A New York Family Lawyer said that, in an action for divorce plaintiff wife has made two applications for orders directing defendant to vacate the marital home; to provide child support and maintenance for her and the issue of the marriage; and to restrain him from removing furnishings, furniture and personal property from the residence.
A Nassau Order of Protection Lawyer said that, when the motions were originally submitted on April 30 last, we discovered that an application which had been made to the Family Court, Suffolk County, for an order of protection was being sent to the Court in Nassau County for determination. An inquiry to the Nassau County Family Court confirmed that information. Since the motions concerned ‘relief associated with the Family Court proceeding’, we referred them to that Court for hearing and determination. Then the applications were referred back to the Family Court in Suffolk County. On June 9, 1971, a Judge of that Court, after a discussion with counsel, returned the matters to us for determination. We have received and carefully reviewed the transcript of the remarks made on that occasion. The Judge said that what the Justice wants this Court to do is to determine everything but the fact that the divorce is granted.’ Surely, if the Family Court granted an order of protection it would render moot the request for exclusive occupancy and that determination would in turn affect the allowance for support.
The issue in this case is whether the action for divorce plaintiff’s motion to give her exclusive possession of the marital home and restraining the defendant from removing property therefrom should be granted.
A New York Divorce Lawyer said the court held that, referral of these motions was not made without authority nor was it intended to enlarge the Family Court’s jurisdiction. That Court has original jurisdiction over support proceedings (Family Court Act, §§ 115(a)(ii); 411) and the applications for support and custody in matrimonial actions referred to it by this Court (Family Court Act, § 115(b)).
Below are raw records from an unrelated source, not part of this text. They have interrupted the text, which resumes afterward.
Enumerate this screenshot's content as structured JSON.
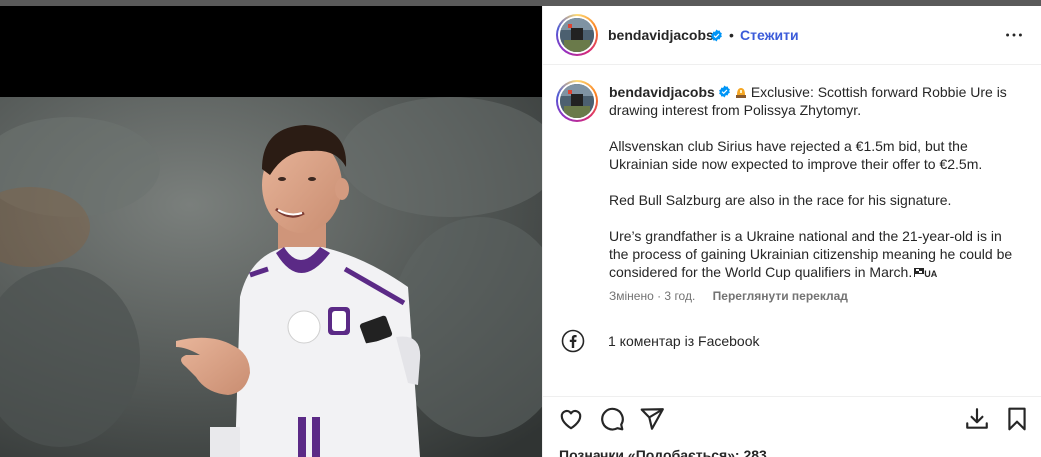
{
  "window": {
    "top_strip_color": "#5a5a5a"
  },
  "post": {
    "author": {
      "username": "bendavidjacobs",
      "verified": true,
      "avatar": "profile-photo",
      "follow_label": "Стежити",
      "separator": "•"
    },
    "caption": {
      "username": "bendavidjacobs",
      "emoji": "rotating-light-icon",
      "paragraphs": [
        [
          "Exclusive: Scottish forward Robbie Ure is",
          "drawing interest from Polissya Zhytomyr."
        ],
        [
          "Allsvenskan club Sirius have rejected a €1.5m bid, but the",
          "Ukrainian side now expected to improve their offer to €2.5m."
        ],
        [
          "Red Bull Salzburg are also in the race for his signature."
        ],
        [
          "Ure’s grandfather is a Ukraine national and the 21-year-old is in",
          "the process of gaining Ukrainian citizenship meaning he could be",
          "considered for the World Cup qualifiers in March."
        ]
      ],
      "flag_code": "UA"
    },
    "meta": {
      "edited": "Змінено · 3 год.",
      "see_translation": "Переглянути переклад"
    },
    "comment_link": {
      "icon": "facebook-icon",
      "text": "1 коментар із Facebook"
    },
    "actions": {
      "icons": [
        "heart-icon",
        "comment-icon",
        "share-icon",
        "save-icon",
        "bookmark-icon"
      ]
    },
    "likes_text": "Позначки «Подобається»: 283"
  },
  "colors": {
    "link_blue": "#3b5bd9",
    "verified_blue": "#0095f6",
    "text": "#262626",
    "secondary_text": "#737373",
    "jersey": "#f2f2f4",
    "jersey_trim": "#5b2a86"
  }
}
The Family Court Act, recognizing the obvious, i.e., that a husband is chargeable with the support of his wife (Family Court Act, § 412) and a father is obligated to support his children (Family Court Act, § 413), authorized the Family Court to require him to provide for their support as that court might determine (Family Court Act, §§ 442, 443). Furthermore, the Family Court may make an allowance for counsel fees in proceedings seeking support for the wife and children (Family Court Act, § 438). In actions for divorce, separation or annulment, the Supreme Court on its own motion may refer to the Family Court applications for temporary support (Family Court Act, §§ 461(c), 464(a)) or temporary or permanent custody (Family Court Act, §§ 467, 652).
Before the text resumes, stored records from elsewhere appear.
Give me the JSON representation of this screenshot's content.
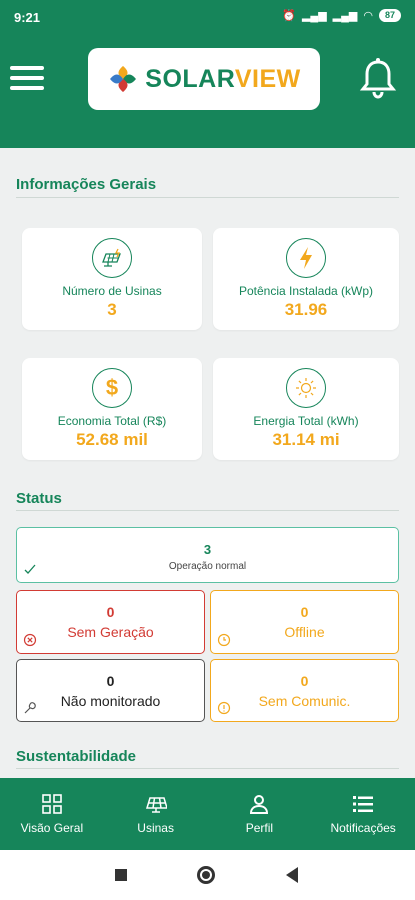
{
  "statusbar": {
    "time": "9:21",
    "battery": "87"
  },
  "brand": {
    "solar": "SOLAR",
    "view": "VIEW"
  },
  "sections": {
    "general": "Informações Gerais",
    "status": "Status",
    "sustainability": "Sustentabilidade"
  },
  "cards": [
    {
      "label": "Número de Usinas",
      "value": "3",
      "icon": "solar-panel-icon"
    },
    {
      "label": "Potência Instalada (kWp)",
      "value": "31.96",
      "icon": "lightning-icon"
    },
    {
      "label": "Economia Total (R$)",
      "value": "52.68 mil",
      "icon": "dollar-icon"
    },
    {
      "label": "Energia Total (kWh)",
      "value": "31.14 mi",
      "icon": "sun-icon"
    }
  ],
  "status": {
    "normal": {
      "count": "3",
      "label": "Operação normal"
    },
    "no_generation": {
      "count": "0",
      "label": "Sem Geração"
    },
    "offline": {
      "count": "0",
      "label": "Offline"
    },
    "not_monitored": {
      "count": "0",
      "label": "Não monitorado"
    },
    "no_comm": {
      "count": "0",
      "label": "Sem Comunic."
    }
  },
  "nav": [
    {
      "label": "Visão Geral",
      "icon": "grid-icon"
    },
    {
      "label": "Usinas",
      "icon": "solar-panel-icon"
    },
    {
      "label": "Perfil",
      "icon": "user-icon"
    },
    {
      "label": "Notificações",
      "icon": "list-icon"
    }
  ],
  "colors": {
    "primary": "#16855a",
    "accent": "#f2a81d",
    "error": "#d23b34",
    "neutral": "#555555"
  }
}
In orders of protection the Court may provide not only that a person stay away from the home, spouse or child, it may also permit a parent to visit the child and require proper attention to the care of the home (Family Court Act, §§ 446, 842). The Family Court also has jurisdiction over any proceeding concerning acts which would constitute disorderly conduct, etc., between spouses or between parent and child (Family Court Act, § 812).
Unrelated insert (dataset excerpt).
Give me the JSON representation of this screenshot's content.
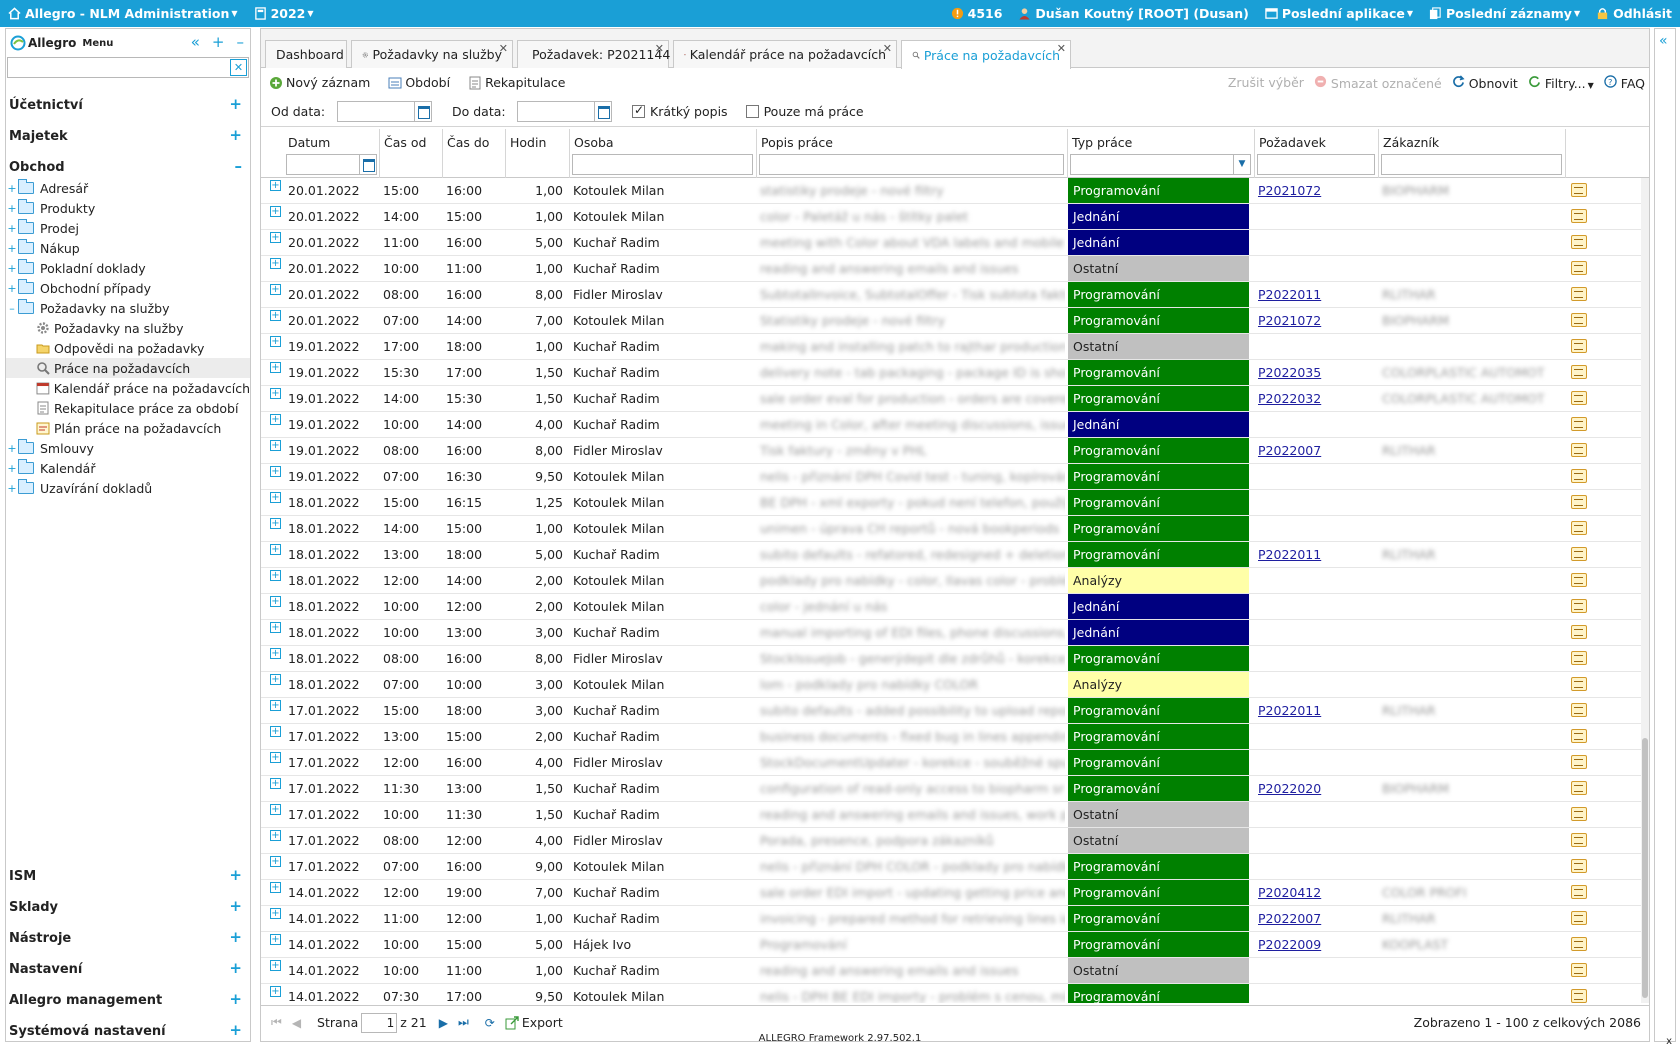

A Westchester County Family Lawyer said that therefore, when these motions were referred to the Family Court, there was ample authority for that Court to act. Were the Family Court to refuse to decide these issues because they would touch upon matters to be heard in the matrimonial actions, the sections cited would have failed to serve the Legislature’s purpose. It is common knowledge that there is a continuing discussion that all matters touching on family relationships properly belong in the Family Court so that divided jurisdiction would be avoided. Plaintiff seeks an order giving her exclusive possession of the marital home and restraining the defendant from removing property therefrom. It was indicated in the transcript of the testimony before the Suffolk County Family Court Judge that an order of protection would be granted directing him ‘to stay away from the house–until he wants to pick up his files.’
A Suffolk County Family Lawyer said the affidavit submitted by the defendant states that he has been paying the plaintiff at the rate of $50 to $60 per week for the support of herself and the children though she avers that the payments are more like $10 to $60. She has an income and cash assets which may exceed his. On condition that he shall continue to support his wife and sons by paying her no less than $50 per week and the carrying charges on the marital residence, including the mortgage payments of interest, amortization, taxes, and the fuel and utility bills except for telephone service, her request for temporary alimony and support is denied. The defendant’s payments shall be made regularly on Friday of each week by check or money order mailed to the plaintiff at the marital home.
The order to be settled in conformity with this decision should afford an opportunity to the defendant to visit with his sons but away from the marital residence. We are mindful of the Family Court order which requires that he shall remain away from the petitioner. This presents some difficulty which we think can be overcome by providing that on every occasion for visitation the boys shall be delivered to the defendant either outside the marital home or at his place of abode.
It is of course most desirable that the parties should agree on the provisions for visitation. In the event that they are unable to do so, then each of them should submit a memorandum of their wishes in the matter and the Court will fix the same in the order.